Профессор Джонс грустно улыбнулся:
— До конца семестра в моих планах нет ничего, что могло бы вас огорчить.
— Хотелось бы верить. Знаете, мы тут здорово поволновались из-за вашей задержки, уже всерьез подбирали замену. Не сочтите за резкость, но сказать вам кое-что неприятное я все-таки должен. Видите ли… То, что прощалось вашему отцу, может не сойти с рук Джонсу-младшему, если вы меня правильно понимаете.

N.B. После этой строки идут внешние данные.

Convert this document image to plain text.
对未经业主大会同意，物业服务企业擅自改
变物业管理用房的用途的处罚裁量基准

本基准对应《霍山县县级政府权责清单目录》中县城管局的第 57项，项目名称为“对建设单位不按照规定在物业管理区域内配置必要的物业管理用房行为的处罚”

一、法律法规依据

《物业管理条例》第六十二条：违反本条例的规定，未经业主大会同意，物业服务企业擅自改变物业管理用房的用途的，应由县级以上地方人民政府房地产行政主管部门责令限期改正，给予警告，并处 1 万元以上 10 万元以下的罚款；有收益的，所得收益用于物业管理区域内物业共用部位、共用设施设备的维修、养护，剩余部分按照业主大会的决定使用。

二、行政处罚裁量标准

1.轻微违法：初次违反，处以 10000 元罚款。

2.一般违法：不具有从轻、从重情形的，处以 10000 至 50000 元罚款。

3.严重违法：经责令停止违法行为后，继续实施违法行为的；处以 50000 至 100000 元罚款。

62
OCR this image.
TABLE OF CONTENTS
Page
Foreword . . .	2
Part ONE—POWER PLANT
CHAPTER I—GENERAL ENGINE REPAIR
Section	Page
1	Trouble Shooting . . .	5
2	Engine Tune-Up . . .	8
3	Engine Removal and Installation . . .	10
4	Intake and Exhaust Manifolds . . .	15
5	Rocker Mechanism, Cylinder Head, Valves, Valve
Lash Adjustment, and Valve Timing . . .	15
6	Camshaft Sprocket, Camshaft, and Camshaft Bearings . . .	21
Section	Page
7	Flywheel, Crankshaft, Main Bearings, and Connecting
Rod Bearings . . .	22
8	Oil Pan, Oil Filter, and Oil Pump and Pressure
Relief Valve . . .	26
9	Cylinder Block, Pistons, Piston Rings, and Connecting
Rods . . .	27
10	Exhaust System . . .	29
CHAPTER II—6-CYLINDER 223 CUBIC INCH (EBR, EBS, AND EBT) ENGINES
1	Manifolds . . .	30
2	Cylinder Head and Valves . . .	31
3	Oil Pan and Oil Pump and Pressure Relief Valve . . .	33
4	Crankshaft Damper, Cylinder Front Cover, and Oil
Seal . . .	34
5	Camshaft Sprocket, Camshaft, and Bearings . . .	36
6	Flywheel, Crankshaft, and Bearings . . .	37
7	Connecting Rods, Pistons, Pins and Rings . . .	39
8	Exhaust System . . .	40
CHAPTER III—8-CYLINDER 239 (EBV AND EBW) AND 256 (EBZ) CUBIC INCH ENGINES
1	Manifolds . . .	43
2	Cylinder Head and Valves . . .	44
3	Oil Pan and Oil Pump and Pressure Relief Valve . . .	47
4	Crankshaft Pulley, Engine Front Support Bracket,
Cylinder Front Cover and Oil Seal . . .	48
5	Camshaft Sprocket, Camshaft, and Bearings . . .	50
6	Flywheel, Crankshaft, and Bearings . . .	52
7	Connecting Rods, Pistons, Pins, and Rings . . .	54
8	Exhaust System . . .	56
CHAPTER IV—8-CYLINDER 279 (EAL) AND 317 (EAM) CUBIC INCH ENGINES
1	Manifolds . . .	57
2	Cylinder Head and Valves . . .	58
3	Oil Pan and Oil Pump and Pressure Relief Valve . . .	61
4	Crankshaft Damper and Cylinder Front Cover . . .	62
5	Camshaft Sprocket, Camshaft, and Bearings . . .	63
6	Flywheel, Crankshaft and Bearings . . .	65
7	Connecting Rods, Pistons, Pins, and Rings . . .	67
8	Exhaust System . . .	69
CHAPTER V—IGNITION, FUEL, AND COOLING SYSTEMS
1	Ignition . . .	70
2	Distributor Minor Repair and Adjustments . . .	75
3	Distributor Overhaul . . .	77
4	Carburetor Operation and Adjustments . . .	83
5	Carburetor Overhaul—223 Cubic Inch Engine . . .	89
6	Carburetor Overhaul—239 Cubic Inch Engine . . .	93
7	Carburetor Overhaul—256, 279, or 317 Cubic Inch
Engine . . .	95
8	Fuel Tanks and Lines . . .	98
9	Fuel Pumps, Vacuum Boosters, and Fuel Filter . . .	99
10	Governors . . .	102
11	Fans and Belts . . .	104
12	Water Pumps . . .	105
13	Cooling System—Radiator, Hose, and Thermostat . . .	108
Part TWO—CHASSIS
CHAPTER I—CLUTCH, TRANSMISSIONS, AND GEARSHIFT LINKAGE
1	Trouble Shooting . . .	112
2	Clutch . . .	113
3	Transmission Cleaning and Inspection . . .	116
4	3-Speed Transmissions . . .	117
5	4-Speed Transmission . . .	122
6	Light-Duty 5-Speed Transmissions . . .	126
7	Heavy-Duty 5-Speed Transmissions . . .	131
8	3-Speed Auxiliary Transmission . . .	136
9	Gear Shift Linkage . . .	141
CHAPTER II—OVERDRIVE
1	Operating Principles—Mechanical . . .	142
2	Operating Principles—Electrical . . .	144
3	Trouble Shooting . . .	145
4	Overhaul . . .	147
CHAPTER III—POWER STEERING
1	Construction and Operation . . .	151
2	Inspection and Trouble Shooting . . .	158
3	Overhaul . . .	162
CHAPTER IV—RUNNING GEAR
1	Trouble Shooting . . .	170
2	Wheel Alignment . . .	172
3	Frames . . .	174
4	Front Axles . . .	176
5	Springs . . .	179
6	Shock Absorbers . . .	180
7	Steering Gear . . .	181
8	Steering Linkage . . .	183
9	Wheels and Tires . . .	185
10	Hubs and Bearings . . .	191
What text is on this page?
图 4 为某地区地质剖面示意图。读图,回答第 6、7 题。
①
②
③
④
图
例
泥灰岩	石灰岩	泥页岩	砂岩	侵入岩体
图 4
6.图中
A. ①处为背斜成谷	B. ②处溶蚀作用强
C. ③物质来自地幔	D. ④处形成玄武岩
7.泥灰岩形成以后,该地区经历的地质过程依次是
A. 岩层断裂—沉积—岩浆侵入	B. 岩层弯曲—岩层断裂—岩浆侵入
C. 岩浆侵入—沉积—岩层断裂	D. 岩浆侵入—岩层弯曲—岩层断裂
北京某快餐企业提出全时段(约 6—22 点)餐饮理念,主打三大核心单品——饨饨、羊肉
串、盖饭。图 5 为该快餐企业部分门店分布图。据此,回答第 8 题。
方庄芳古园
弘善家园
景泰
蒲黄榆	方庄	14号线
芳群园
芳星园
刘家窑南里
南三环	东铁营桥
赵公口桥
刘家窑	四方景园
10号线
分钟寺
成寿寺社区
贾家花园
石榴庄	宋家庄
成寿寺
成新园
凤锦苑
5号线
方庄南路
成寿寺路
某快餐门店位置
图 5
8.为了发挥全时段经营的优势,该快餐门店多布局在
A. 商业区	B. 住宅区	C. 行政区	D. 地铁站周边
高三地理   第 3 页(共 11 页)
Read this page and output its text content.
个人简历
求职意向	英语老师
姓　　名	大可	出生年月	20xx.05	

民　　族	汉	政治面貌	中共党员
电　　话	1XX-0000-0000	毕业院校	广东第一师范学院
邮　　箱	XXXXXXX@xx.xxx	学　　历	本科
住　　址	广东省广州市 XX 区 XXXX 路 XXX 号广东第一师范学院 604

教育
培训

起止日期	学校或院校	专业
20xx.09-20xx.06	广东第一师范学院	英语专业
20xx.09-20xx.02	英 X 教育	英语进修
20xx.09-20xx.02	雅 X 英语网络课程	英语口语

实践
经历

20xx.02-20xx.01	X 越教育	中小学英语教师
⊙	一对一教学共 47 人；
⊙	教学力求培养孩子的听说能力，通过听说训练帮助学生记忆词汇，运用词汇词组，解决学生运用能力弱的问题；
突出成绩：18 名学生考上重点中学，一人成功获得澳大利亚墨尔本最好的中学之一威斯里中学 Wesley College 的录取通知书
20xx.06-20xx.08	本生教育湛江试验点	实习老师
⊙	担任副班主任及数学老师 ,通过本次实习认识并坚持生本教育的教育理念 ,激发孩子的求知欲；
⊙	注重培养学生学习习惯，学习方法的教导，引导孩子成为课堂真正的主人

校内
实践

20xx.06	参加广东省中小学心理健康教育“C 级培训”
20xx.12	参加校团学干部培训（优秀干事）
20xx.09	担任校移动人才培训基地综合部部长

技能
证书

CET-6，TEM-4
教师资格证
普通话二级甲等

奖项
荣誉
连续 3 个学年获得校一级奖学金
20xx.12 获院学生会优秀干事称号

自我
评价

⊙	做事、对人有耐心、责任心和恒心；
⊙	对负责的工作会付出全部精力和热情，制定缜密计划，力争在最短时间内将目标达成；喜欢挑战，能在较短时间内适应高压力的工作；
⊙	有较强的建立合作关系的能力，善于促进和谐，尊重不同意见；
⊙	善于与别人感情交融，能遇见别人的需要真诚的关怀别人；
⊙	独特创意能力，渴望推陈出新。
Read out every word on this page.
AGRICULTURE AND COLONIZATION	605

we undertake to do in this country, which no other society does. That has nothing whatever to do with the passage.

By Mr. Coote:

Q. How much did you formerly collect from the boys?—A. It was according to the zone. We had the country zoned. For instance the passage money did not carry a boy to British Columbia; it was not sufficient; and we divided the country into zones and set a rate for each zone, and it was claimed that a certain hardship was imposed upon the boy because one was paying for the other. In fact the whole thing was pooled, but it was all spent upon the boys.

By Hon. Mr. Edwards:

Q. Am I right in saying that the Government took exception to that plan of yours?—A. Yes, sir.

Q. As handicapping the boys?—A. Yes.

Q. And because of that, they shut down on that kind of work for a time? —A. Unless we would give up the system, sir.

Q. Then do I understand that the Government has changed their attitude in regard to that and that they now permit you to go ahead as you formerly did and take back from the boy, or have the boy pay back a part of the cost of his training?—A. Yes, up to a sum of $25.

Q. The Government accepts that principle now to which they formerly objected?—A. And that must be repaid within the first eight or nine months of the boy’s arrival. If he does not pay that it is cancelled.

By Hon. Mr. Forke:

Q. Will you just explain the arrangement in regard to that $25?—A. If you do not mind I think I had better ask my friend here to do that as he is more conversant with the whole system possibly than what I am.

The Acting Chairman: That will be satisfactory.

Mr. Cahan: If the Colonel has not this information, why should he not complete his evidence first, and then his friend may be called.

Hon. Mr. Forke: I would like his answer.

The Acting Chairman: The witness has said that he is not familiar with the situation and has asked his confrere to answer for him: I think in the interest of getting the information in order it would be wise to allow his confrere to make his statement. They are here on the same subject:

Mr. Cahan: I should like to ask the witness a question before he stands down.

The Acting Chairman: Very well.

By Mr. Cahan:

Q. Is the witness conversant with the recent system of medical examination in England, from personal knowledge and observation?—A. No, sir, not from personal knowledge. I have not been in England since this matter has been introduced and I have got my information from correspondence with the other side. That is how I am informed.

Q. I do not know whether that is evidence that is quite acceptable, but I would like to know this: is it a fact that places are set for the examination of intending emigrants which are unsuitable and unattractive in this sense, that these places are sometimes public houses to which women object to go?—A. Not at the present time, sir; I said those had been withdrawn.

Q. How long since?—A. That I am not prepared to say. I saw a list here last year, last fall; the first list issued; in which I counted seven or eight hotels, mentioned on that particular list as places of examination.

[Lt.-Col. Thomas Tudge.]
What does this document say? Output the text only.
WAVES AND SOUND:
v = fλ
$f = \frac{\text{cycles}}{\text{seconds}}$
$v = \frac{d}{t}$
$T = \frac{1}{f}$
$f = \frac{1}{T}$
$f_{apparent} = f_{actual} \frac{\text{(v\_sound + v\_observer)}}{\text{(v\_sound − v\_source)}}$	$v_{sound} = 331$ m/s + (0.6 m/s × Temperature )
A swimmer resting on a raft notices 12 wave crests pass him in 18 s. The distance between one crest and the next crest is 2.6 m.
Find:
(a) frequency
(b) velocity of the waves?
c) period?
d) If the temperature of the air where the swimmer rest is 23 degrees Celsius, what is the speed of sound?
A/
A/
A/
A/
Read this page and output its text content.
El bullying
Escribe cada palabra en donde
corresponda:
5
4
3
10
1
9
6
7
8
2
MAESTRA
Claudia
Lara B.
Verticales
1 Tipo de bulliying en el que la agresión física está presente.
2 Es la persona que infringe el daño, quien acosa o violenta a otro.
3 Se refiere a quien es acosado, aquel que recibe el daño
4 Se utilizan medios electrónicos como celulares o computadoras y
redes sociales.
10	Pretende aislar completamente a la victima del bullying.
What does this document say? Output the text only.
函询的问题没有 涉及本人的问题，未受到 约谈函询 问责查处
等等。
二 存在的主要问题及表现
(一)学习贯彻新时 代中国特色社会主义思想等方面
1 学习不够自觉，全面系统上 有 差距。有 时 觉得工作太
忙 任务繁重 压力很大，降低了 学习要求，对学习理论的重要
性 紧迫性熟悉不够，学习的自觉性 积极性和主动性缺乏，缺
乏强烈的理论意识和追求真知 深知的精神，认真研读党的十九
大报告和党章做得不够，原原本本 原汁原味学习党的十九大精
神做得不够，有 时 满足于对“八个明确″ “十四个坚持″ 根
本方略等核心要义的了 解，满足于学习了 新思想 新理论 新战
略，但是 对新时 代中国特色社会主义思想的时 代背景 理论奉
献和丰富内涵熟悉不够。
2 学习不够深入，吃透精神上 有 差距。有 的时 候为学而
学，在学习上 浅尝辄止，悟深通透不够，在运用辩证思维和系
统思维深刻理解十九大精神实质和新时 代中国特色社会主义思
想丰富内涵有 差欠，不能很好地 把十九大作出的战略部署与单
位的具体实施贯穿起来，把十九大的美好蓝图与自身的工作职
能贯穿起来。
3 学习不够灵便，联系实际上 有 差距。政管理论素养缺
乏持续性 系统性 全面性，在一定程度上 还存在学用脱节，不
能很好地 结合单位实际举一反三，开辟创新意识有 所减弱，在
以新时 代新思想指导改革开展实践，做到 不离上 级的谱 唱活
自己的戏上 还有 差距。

— Не нужно называть меня «младшим», — сдержанно попросил гость.
— Почему? — искренне удивился хозяин кабинета. — Боже мой, Инди, ну почему вы этого так не любите? Ваш отец — большой ученый, точнее сказать — был большим ученым, и я не вижу причин, которые мешают вам добавлять к фамилии гордую приставку…
— Джонса-младшего нет, — раздельно произнес гость, рывком встав. — Равно как и «старшего». Я — Джонс. Просто — Джонс. Послушайте, шеф, неужели меня вызвали ради того, чтобы отчитать, как мальчишку?
Декан также встал и застегнул все пуговицы своего пиджака.
— Собственно, вас вызвал не я. Меня просили передать, что вас срочно ждут у ректора. Пришли какие-то господа, очень похоже, что из полиции.
— Срочно, говорите? — хмыкнул Джонс. — Если ректор спросит, где я так задержался, я непременно перескажу ему наш разговор.
— У вас неприятности, Инди? Зачем вы могли понадобиться полиции?
— У меня все о'кей.
— Значит, не хотите объяснить, в чем дело? — спросил декан, пристально глядя в лицо подчиненного.